Muito provavelmente, grande parte dos que elegeram Jair Messias Bolsonaro presidente do Brasil celebraram o fim do lulopetismo no lugar de comemorar o voto convicto no candidato vencedor. No entanto, de fenômeno eleitoral que quebrou vários paradigmas, o capitão reformado do Exército brasileiro tem a chance de entrar para a história do país pela porta da frente. Coerente com o discurso de campanha, os principais nomes indicados para compor o futuro governo têm a cara da nova política preconizada por Bolsonaro: liberal na economia, conservador nos costumes.

Os desafios são muitos e vão exigir do novo presidente e sua equipe mais do que competência. Uma boa dose de sorte, própria dos vencedores, será sempre bem-vinda. Para além de fazer o dever de casa e ser assertivo na política doméstica, Bolsonaro deverá contar com o perfeito alinhamento dos players que compõem o sistema internacional de Estados. Apesar da posse acontecer somente em 1º de janeiro de 2019, os primeiros movimentos indicam que o voto no escuro de uma parte do eleitorado pode converter-se numa bem-aventurança para o Brasil.

A inédita janela de oportunidade que se abre para o liberalismo econômico tem no futuro ministro da Fazenda, Paulo Guedes, o maestro de uma orquestra afinada com os ditames da Escola de Chicago. De partida, Guedes terá de enfrentar a aguda crise fiscal produzida pela gastança irresponsável dos governos petistas – iniciada por Lula da Silva, mas agravada por Dilma Rousseff.

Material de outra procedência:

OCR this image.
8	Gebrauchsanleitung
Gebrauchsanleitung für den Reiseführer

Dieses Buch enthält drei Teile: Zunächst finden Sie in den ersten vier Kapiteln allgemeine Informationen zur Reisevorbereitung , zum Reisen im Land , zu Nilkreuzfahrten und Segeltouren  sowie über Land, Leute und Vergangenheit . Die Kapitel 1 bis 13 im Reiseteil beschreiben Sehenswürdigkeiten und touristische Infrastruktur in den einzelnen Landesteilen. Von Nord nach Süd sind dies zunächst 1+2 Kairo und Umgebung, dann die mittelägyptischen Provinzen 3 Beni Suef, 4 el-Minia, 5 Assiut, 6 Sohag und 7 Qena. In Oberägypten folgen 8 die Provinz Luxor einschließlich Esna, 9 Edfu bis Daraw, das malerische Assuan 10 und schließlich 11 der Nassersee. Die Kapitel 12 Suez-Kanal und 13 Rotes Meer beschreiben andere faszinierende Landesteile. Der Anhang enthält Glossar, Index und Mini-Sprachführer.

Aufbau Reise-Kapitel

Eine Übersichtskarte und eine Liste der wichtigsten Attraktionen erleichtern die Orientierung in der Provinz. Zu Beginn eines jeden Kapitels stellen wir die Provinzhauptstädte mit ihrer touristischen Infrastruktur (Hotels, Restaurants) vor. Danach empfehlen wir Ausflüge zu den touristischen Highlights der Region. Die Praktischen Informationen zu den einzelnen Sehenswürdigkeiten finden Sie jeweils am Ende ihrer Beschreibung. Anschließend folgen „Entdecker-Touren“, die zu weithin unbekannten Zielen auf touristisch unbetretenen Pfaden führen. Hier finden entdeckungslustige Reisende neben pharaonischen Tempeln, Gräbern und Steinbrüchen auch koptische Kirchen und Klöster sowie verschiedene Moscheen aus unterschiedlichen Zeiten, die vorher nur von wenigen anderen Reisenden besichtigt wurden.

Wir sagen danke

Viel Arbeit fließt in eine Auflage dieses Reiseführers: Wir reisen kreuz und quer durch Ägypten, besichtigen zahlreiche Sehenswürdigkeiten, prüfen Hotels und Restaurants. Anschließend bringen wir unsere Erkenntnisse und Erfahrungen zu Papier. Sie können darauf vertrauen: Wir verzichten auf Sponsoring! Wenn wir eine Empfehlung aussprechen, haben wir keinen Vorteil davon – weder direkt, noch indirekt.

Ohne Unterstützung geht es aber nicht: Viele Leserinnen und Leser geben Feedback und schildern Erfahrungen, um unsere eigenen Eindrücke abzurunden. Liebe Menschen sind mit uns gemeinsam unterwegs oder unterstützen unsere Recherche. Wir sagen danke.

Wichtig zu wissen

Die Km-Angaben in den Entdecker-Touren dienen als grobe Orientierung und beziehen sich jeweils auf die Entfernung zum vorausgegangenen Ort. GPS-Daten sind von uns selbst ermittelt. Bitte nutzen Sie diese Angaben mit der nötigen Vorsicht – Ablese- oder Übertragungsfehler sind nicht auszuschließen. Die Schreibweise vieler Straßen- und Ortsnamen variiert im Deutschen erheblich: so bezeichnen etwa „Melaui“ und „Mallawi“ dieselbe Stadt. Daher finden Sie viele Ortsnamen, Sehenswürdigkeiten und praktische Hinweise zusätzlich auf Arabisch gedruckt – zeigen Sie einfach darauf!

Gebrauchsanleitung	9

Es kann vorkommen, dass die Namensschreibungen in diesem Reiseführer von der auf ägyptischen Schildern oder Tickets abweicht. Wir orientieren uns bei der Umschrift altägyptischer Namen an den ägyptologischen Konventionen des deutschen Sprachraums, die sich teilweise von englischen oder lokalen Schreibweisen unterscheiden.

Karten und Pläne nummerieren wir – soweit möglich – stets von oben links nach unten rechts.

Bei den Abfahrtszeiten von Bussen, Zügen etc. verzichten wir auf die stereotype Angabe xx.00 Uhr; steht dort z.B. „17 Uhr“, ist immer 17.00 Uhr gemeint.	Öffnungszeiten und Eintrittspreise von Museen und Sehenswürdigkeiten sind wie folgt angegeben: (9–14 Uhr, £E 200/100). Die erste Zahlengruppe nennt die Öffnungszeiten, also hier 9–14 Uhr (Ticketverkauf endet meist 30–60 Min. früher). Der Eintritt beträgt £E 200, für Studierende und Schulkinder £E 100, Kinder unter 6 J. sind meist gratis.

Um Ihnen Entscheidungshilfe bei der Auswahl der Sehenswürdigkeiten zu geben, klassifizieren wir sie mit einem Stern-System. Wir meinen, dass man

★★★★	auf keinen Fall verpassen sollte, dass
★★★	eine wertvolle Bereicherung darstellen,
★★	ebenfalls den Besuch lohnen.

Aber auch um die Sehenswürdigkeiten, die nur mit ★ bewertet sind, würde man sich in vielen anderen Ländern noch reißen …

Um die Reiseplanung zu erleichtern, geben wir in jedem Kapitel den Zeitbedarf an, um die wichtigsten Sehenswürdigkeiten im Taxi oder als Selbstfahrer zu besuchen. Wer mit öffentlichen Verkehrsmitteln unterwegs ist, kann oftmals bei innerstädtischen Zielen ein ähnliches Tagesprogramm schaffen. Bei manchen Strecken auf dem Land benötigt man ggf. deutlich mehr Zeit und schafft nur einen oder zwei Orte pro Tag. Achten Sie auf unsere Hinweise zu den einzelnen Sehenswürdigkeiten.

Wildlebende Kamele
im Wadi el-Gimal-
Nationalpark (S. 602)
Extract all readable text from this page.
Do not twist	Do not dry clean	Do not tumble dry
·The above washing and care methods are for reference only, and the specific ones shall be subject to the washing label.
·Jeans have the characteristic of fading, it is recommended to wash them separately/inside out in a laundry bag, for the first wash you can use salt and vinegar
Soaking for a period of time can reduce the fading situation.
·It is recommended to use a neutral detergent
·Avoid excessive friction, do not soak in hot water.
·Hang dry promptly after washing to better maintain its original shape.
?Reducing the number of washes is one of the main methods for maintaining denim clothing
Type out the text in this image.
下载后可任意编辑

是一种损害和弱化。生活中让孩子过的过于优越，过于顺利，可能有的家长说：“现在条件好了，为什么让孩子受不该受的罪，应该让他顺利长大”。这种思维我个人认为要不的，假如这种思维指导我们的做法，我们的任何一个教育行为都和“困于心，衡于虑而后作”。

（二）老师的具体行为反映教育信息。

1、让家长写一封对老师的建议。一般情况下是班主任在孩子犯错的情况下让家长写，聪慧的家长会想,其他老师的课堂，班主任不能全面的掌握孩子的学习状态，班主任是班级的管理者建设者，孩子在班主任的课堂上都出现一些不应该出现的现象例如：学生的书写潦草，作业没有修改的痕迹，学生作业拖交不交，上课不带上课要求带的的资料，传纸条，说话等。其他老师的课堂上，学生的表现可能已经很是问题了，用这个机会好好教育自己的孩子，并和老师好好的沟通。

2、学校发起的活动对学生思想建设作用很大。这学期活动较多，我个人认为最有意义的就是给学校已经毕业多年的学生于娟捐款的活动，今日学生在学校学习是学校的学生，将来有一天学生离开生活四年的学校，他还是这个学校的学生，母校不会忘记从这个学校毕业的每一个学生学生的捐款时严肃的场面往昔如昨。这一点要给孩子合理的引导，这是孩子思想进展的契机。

Devem ser adotadas medidas duras que vão penalizar todos os segmentos sociais. Mas, sob pena do retorno da inflação e da estagnação da economia – o Brasil tem uma das menores taxas de crescimento dentre os países emergentes –, Bolsonaro terá que vencer a guerra contra o déficit fiscal. O governo tem comprometidos quase 100% de tudo aquilo que arrecada. Para investir em infraestrutura, o país se vê obrigado a endividar-se. A dívida pública, embora ainda não seja das mais altas do mundo, cresce acima da média da América Latina.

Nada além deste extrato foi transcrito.